In principe kan de periode met inversiekou nog aanhouden. Hoewel het model boven normale temperaturen berekent, liggen die – als dit zo uitkomt – niet voor de hand. Ze zijn daar nog steeds niet goed in, zo bleek ook de afgelopen tijd maar vaak genoeg. Wel kunnen behoorlijk verschillen tussen het zuidoosten en zuidwesten van het land gaan optreden.
Nog steeds beneden normale tot normale temperaturen dus, met toenemende verschillen.
Week 5 en 6: van 3 tot en met 16 februari
Wisselvalliger
Aantrekkende zuidwestenwind
Hogere temperaturen
Het hogedrukgebied trekt zich verder naar het zuidoosten van Europa terug en een wetscirculatie, die op het noordelijke deel van de Oceaan al aanwezig is, probeert zich verder naar het zuiden uit te breiden. Dat lukt maar gedeeltelijk.
Toch zou het in deze twee weken wisselvalliger kunnen worden, het laatst in het zuidoosten. Met een aantrekkende zuidwestenwind en boven normale temperaturen. Daarbij kunnen de verschillen tussen het koudere zuidoosten en het warme noordwesten langer blijven bestaan.
Samenvattend
Het lijkt erop dat we vanaf het einde van volgende week een langer durende stabiele periode tegemoet gaan onder de vleugels van een hogedrukgebied dat eerst boven het zuiden van Scandinavië ligt, maar in de weken daarna langzaam een steeds zuidelijkere en later zuidoostelijkere positie gaat innemen.
Het kan ons een periode met relatief koud inversieweer opleveren, hopelijk met de zon erbij, maar veel waarschijnlijker toch weer met langdurig de aanwezigheid van laaghangende bewolking. Daarbij beneden normale temperaturen, zonder dat het diepwinters wordt.

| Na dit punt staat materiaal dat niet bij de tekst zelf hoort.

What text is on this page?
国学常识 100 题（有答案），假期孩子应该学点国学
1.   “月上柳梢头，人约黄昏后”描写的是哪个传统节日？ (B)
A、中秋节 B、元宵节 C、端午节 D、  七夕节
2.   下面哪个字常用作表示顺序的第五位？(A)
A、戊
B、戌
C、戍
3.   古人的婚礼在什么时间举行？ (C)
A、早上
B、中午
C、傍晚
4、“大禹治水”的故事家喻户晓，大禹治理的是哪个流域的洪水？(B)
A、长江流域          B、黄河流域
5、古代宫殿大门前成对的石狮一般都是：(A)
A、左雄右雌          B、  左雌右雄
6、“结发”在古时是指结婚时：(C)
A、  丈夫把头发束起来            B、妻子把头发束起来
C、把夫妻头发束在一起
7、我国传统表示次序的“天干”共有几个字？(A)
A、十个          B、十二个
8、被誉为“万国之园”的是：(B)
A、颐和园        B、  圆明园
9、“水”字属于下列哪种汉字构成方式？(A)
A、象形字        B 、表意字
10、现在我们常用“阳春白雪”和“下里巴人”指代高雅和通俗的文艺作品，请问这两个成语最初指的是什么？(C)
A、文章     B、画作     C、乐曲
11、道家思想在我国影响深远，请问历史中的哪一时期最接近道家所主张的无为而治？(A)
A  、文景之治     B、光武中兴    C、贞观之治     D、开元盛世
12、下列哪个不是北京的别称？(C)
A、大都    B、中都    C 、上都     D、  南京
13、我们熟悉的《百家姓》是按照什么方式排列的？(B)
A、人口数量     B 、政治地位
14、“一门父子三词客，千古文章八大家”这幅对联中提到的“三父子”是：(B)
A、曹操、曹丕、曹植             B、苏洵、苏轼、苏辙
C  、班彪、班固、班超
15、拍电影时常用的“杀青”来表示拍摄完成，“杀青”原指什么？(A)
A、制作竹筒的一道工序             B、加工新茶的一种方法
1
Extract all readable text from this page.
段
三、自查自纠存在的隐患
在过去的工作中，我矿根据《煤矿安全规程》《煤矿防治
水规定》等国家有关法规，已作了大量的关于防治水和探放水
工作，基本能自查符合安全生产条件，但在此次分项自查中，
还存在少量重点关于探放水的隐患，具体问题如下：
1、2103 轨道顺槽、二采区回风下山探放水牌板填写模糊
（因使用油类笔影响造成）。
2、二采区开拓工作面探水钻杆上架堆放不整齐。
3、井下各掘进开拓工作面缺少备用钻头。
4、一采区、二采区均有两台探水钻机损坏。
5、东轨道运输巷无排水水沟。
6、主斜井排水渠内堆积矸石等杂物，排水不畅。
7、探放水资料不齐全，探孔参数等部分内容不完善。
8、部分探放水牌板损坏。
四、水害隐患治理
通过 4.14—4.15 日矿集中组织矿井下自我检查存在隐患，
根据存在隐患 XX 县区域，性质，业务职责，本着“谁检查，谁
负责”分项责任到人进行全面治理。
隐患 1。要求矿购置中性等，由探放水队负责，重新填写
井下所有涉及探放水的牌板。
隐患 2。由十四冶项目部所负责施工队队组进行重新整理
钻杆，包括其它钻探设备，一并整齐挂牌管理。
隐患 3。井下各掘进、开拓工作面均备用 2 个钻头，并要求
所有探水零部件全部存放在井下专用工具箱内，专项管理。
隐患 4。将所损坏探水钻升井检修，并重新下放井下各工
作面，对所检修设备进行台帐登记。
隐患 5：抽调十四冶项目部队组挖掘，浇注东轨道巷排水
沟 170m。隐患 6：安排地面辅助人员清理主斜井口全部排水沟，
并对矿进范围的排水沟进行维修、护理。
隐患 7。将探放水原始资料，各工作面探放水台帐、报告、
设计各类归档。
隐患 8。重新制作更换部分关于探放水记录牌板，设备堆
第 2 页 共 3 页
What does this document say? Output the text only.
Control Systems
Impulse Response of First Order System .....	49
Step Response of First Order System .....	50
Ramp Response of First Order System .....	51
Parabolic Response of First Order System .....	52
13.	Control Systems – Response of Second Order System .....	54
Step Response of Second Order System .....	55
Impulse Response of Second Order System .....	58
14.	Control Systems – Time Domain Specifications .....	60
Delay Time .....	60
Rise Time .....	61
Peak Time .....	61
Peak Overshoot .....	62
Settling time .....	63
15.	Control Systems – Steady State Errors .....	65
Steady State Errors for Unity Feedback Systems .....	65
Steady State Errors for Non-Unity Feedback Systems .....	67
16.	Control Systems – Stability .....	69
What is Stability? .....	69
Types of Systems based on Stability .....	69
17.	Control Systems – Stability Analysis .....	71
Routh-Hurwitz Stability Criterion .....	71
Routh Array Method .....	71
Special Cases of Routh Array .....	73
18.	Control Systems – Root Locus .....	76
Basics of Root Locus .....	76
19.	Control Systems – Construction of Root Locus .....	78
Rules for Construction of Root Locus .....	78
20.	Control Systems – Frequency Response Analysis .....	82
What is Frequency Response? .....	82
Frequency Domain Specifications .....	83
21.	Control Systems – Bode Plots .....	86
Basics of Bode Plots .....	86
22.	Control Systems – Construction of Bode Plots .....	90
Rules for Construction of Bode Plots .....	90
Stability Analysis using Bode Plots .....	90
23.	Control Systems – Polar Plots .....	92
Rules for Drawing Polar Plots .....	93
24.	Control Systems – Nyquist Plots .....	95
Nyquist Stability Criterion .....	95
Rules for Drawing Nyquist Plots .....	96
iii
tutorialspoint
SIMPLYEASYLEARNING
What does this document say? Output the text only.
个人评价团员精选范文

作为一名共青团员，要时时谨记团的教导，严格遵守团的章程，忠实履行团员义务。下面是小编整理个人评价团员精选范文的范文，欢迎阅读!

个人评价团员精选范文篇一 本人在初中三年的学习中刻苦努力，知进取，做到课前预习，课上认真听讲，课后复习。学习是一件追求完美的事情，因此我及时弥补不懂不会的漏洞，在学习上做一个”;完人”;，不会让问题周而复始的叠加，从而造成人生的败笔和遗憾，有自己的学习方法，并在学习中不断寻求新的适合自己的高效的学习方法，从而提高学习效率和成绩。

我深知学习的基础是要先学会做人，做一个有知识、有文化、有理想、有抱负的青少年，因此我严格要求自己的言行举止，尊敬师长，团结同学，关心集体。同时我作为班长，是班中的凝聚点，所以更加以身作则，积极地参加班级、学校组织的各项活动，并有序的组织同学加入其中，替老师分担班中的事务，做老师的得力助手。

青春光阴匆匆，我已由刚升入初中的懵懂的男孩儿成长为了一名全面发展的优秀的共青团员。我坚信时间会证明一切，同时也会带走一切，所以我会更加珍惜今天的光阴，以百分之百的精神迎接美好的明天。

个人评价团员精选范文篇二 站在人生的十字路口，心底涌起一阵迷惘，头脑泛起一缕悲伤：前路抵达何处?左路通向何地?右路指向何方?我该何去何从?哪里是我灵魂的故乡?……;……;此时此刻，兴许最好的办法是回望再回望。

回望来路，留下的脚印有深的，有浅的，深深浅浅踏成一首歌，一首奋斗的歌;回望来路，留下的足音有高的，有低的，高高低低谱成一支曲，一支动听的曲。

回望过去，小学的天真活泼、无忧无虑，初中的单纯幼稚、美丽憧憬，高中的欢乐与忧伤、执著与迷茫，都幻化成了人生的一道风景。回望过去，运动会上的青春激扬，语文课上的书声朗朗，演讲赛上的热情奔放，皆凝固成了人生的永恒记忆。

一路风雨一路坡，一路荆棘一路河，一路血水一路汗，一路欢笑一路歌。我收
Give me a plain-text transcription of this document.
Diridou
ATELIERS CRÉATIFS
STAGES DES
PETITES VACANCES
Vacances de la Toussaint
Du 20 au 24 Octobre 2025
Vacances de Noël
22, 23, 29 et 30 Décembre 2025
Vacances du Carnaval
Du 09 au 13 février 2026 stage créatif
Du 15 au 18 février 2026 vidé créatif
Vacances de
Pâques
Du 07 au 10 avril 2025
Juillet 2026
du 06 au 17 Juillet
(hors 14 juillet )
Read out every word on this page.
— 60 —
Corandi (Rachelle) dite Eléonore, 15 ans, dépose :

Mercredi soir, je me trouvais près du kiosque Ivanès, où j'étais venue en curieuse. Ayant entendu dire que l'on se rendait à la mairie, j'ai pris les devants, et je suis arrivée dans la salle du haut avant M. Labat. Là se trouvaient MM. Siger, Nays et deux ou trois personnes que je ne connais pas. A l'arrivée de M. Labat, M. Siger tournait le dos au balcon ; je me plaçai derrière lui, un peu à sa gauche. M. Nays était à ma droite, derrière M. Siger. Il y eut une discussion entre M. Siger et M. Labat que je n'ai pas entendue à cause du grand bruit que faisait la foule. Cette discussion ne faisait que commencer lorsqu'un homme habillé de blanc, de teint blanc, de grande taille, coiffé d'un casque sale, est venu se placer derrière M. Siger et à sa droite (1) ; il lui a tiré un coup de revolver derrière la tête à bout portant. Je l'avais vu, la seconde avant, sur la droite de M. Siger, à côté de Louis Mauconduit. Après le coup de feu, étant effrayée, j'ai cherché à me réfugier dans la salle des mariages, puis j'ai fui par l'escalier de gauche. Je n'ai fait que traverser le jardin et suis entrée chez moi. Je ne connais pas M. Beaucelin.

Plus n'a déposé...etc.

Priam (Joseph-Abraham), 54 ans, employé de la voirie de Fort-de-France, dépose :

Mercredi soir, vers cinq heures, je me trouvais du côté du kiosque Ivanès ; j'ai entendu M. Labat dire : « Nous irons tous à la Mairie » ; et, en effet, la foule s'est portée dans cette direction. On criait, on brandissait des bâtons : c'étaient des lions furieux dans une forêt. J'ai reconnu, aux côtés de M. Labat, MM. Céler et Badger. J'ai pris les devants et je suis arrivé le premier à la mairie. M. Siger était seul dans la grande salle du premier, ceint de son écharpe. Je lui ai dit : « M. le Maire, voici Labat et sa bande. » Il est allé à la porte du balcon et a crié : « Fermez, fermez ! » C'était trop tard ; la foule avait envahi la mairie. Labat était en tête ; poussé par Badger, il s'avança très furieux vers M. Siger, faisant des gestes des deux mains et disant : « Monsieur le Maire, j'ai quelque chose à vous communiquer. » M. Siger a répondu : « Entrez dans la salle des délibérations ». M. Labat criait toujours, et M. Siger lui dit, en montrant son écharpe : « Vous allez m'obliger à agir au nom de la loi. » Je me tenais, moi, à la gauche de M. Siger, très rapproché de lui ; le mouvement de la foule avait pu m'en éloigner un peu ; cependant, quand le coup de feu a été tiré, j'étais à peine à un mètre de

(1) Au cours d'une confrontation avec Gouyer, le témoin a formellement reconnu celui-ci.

In de februarimaand dan mogelijk een omslag naar wisselvalliger weer met vaker regen, meer wind en dan weer oplopende temperaturen. Maar dat is allemaal nog erg ver weg.
Mis ook deze verhalen niet:
Definitieve winterverwachting 2025: vroege start, volgt er meer?
Zijn er nog geitenpaadjes die de winter de komende tijd kan nemen?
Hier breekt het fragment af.